Research & Development in Nuclear Energy

  • provide a substantive package of research and development co-operation, including possible provision of light water research reactors, notably in the fields of radioisotope production, basic research and nuclear applications in medicine and agriculture.

Fuel Guarantees

  • give legally binding, multi-layered fuel assurances to Iran, based notably on:
    • participation as a partner in an international fuel cycle centre in Russia, which would enrich all UP6 produced by the UCF at Isfahan;
    • establishment of a facility/fuel bank/buffer stock to hold a reserve of up to 5 years' supply of nuclear fuel dedicated to Iran, with participation and under supervision of the IAEA;
    • implementation of US/French ideas on multi-layer assurance of supply mechanism.

Review of Moratorium

The long-term agreement would, with regard to common efforts to build international confidence, include a clause for review of the agreement in all its aspects, to follow:

  • confirmation by the IAEA that all outstanding issues and other international concerns have been resolved and that it is in a position to conclude that there are no undeclared nuclear activities or materials in Iran or diversion of nuclear materials;
  • demonstration by Iran that any new activity in the nuclear field is linked to a credible and coherent economic rationale in support of the existing civilian power generation programme;
  • and decisions by the IAEA, BoG and UNSC that all of Iran's obligations have been met and that international confidence in the exclusively peaceful nature of Iran's civil nuclear programme has been restored.

POLITICAL

Regional Security Co-operation

Support for an Inter-governmental regional forum, including Countries of the region and other interested Countries, to promote dialogue and cooperation on security issues in the Persian Gulf, i.e. with the aim of establishing regional security arrangements and a co-operative relationship on important regional security issues, including guarantees for territorial integrity and political sovereignty.

WMD Free Zone in the Middle East

Support the objective of establishing a zone free of weapons of mass destruction and their means of delivery in Middle East.

POSSIBLE MEASURES IN THE EVENT THAT IRAN DOES NOT COOPERATE

In the event that Iran does not co-operate with the international community, we would adopt proportionate measures, selected from the following list, in order to give effect to the decisions of the international community.
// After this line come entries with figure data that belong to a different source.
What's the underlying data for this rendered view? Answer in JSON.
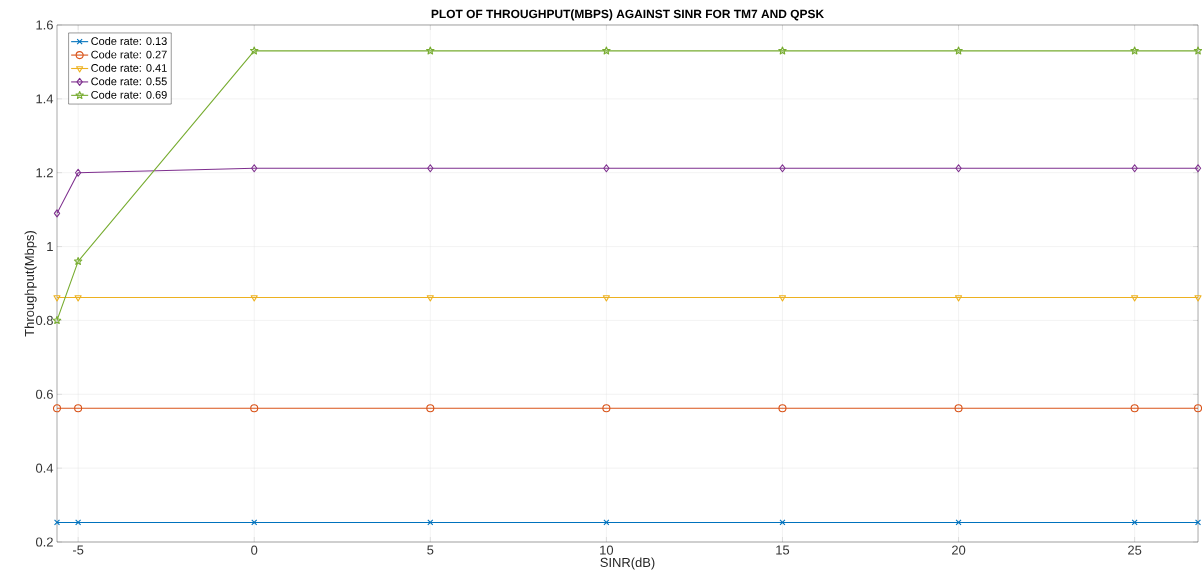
{
  "chart_data": {
    "type": "line",
    "title": "PLOT OF THROUGHPUT(MBPS) AGAINST SINR FOR TM7 AND QPSK",
    "xlabel": "SINR(dB)",
    "ylabel": "Throughput(Mbps)",
    "x": [
      -5.6,
      -5,
      0,
      5,
      10,
      15,
      20,
      25,
      26.8
    ],
    "series": [
      {
        "name": "Code rate: 0.13",
        "color": "#0072bd",
        "marker": "cross",
        "values": [
          0.253,
          0.253,
          0.253,
          0.253,
          0.253,
          0.253,
          0.253,
          0.253,
          0.253
        ]
      },
      {
        "name": "Code rate: 0.27",
        "color": "#d95319",
        "marker": "circle",
        "values": [
          0.562,
          0.562,
          0.562,
          0.562,
          0.562,
          0.562,
          0.562,
          0.562,
          0.562
        ]
      },
      {
        "name": "Code rate: 0.41",
        "color": "#edb120",
        "marker": "triangle",
        "values": [
          0.862,
          0.862,
          0.862,
          0.862,
          0.862,
          0.862,
          0.862,
          0.862,
          0.862
        ]
      },
      {
        "name": "Code rate: 0.55",
        "color": "#7e2f8e",
        "marker": "diamond",
        "values": [
          1.09,
          1.2,
          1.212,
          1.212,
          1.212,
          1.212,
          1.212,
          1.212,
          1.212
        ]
      },
      {
        "name": "Code rate: 0.69",
        "color": "#77ac30",
        "marker": "star",
        "values": [
          0.8,
          0.96,
          1.53,
          1.53,
          1.53,
          1.53,
          1.53,
          1.53,
          1.53
        ]
      }
    ],
    "xlim": [
      -5.6,
      26.8
    ],
    "ylim": [
      0.2,
      1.6
    ],
    "xticks": [
      -5,
      0,
      5,
      10,
      15,
      20,
      25
    ],
    "yticks": [
      0.2,
      0.4,
      0.6,
      0.8,
      1,
      1.2,
      1.4,
      1.6
    ],
    "grid": true,
    "legend": "top left",
    "line_style": "solid"
  }
}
Where appropriate, these measures would be adopted under Chapter VII Article 41 of the UN Charter.

Measures Targeted Against Iran's Nuclear and Missiles Programmes

a) Embargo on export of goods and technologies relevant to these programmes.
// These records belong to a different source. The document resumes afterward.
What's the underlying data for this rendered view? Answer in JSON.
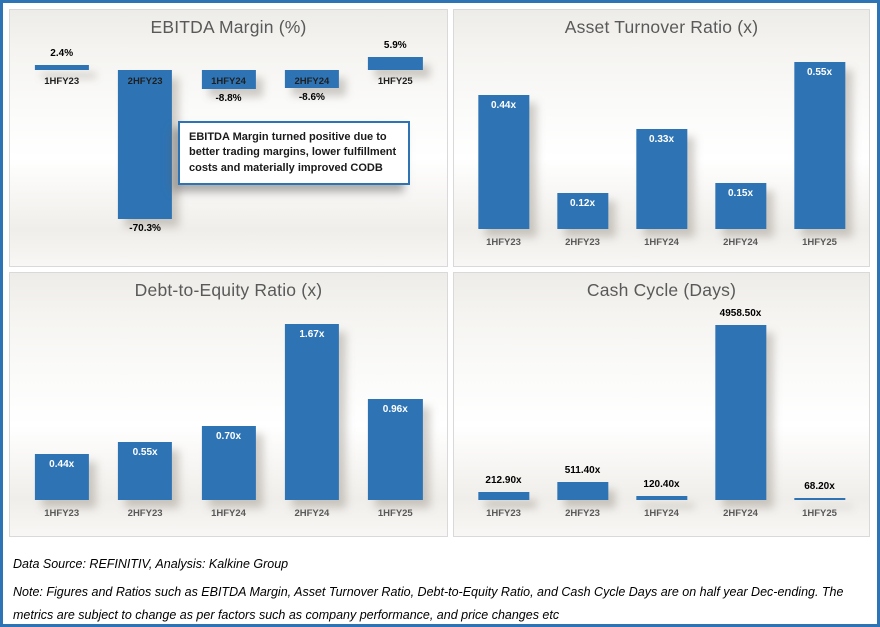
{
  "colors": {
    "bar": "#2E74B5",
    "frame_border": "#2E74B5",
    "panel_border": "#D9D9D9",
    "title": "#595959"
  },
  "chart_data": [
    {
      "type": "bar",
      "title": "EBITDA Margin (%)",
      "categories": [
        "1HFY23",
        "2HFY23",
        "1HFY24",
        "2HFY24",
        "1HFY25"
      ],
      "values": [
        2.4,
        -70.3,
        -8.8,
        -8.6,
        5.9
      ],
      "labels": [
        "2.4%",
        "-70.3%",
        "-8.8%",
        "-8.6%",
        "5.9%"
      ],
      "label_position": "outside",
      "xlabel": "",
      "ylabel": "",
      "ylim": [
        -73,
        10
      ],
      "grid": false,
      "legend": "none",
      "annotation": "EBITDA Margin turned positive due to better trading margins, lower fulfillment costs and materially improved CODB"
    },
    {
      "type": "bar",
      "title": "Asset Turnover Ratio (x)",
      "categories": [
        "1HFY23",
        "2HFY23",
        "1HFY24",
        "2HFY24",
        "1HFY25"
      ],
      "values": [
        0.44,
        0.12,
        0.33,
        0.15,
        0.55
      ],
      "labels": [
        "0.44x",
        "0.12x",
        "0.33x",
        "0.15x",
        "0.55x"
      ],
      "label_position": "inside",
      "xlabel": "",
      "ylabel": "",
      "ylim": [
        0,
        0.58
      ],
      "grid": false,
      "legend": "none"
    },
    {
      "type": "bar",
      "title": "Debt-to-Equity Ratio (x)",
      "categories": [
        "1HFY23",
        "2HFY23",
        "1HFY24",
        "2HFY24",
        "1HFY25"
      ],
      "values": [
        0.44,
        0.55,
        0.7,
        1.67,
        0.96
      ],
      "labels": [
        "0.44x",
        "0.55x",
        "0.70x",
        "1.67x",
        "0.96x"
      ],
      "label_position": "inside",
      "xlabel": "",
      "ylabel": "",
      "ylim": [
        0,
        1.75
      ],
      "grid": false,
      "legend": "none"
    },
    {
      "type": "bar",
      "title": "Cash Cycle (Days)",
      "categories": [
        "1HFY23",
        "2HFY23",
        "1HFY24",
        "2HFY24",
        "1HFY25"
      ],
      "values": [
        212.9,
        511.4,
        120.4,
        4958.5,
        68.2
      ],
      "labels": [
        "212.90x",
        "511.40x",
        "120.40x",
        "4958.50x",
        "68.20x"
      ],
      "label_position": "outside",
      "xlabel": "",
      "ylabel": "",
      "ylim": [
        0,
        5200
      ],
      "grid": false,
      "legend": "none"
    }
  ],
  "footer": {
    "source": "Data Source: REFINITIV, Analysis: Kalkine Group",
    "note": "Note: Figures and Ratios such as EBITDA Margin, Asset Turnover Ratio, Debt-to-Equity Ratio, and Cash Cycle Days are on half year Dec-ending. The metrics are subject to change as per factors such as company performance, and price changes etc"
  }
}
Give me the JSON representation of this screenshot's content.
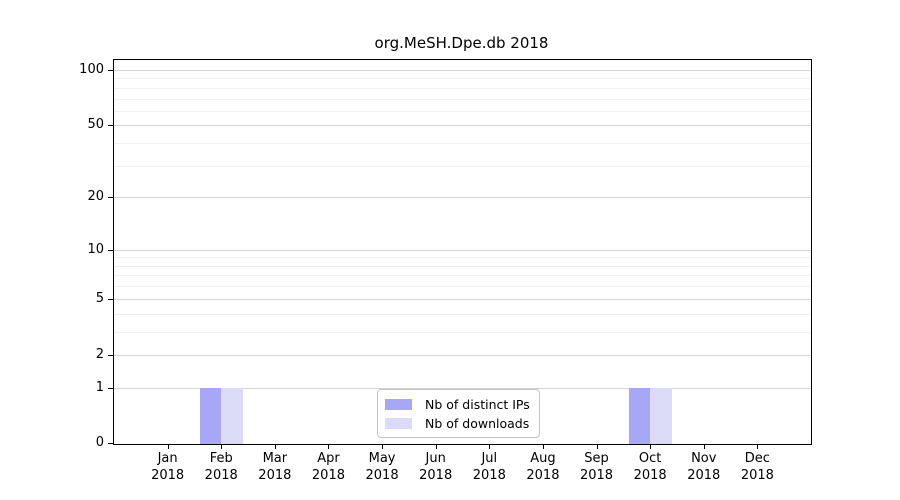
{
  "chart_data": {
    "type": "bar",
    "title": "org.MeSH.Dpe.db 2018",
    "x": [
      {
        "month": "Jan",
        "year": "2018"
      },
      {
        "month": "Feb",
        "year": "2018"
      },
      {
        "month": "Mar",
        "year": "2018"
      },
      {
        "month": "Apr",
        "year": "2018"
      },
      {
        "month": "May",
        "year": "2018"
      },
      {
        "month": "Jun",
        "year": "2018"
      },
      {
        "month": "Jul",
        "year": "2018"
      },
      {
        "month": "Aug",
        "year": "2018"
      },
      {
        "month": "Sep",
        "year": "2018"
      },
      {
        "month": "Oct",
        "year": "2018"
      },
      {
        "month": "Nov",
        "year": "2018"
      },
      {
        "month": "Dec",
        "year": "2018"
      }
    ],
    "series": [
      {
        "name": "Nb of distinct IPs",
        "color": "#a7a7f5",
        "values": [
          0,
          1,
          0,
          0,
          0,
          0,
          0,
          0,
          0,
          1,
          0,
          0
        ]
      },
      {
        "name": "Nb of downloads",
        "color": "#dbdbf8",
        "values": [
          0,
          1,
          0,
          0,
          0,
          0,
          0,
          0,
          0,
          1,
          0,
          0
        ]
      }
    ],
    "y_axis": {
      "scale": "log1p",
      "min": 0,
      "max": 100,
      "ticks": [
        0,
        1,
        2,
        5,
        10,
        20,
        50,
        100
      ],
      "minor_gridlines": [
        3,
        4,
        6,
        7,
        8,
        9,
        30,
        40,
        60,
        70,
        80,
        90
      ]
    },
    "grid": true,
    "legend_position": "inside-bottom-center",
    "colors": {
      "grid_major": "#d4d4d4",
      "grid_minor": "#efefef",
      "axis": "#000000",
      "legend_border": "#c4c4c4"
    }
  }
}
b) Freeze of assets and ban on financial transactions of organisations and/or individuals involved in these programmes.

c) Travel/visa ban on individuals related to these programmes.

d) Suspension of technical co-operation with the IAEA.

e) Ban on investment against entities associated with these industries.

f) Ban on Iranians from studying abroad disciplines related to nuclear and missile development.

Political and Economic Measures

g) Reduction/freeze of bilateral contacts.

h) Visa/travel ban on selected high-ranking officials and personalities.

i) Freeze of assets of individuals and organisations connected to or close to the regime.

j) Arms embargo against Iran.

k) Embargo on exports of specific products (e.g. refined oil/gas products) to Iran.

l) End support for Iran's WTO Membership Application.

m) Prohibition on co-operation/investment in Iran in certain sectors.

n) General freeze of assets of Iranian financial institutions.

o) Reduction in government support for trade and export credit insurance to Iran.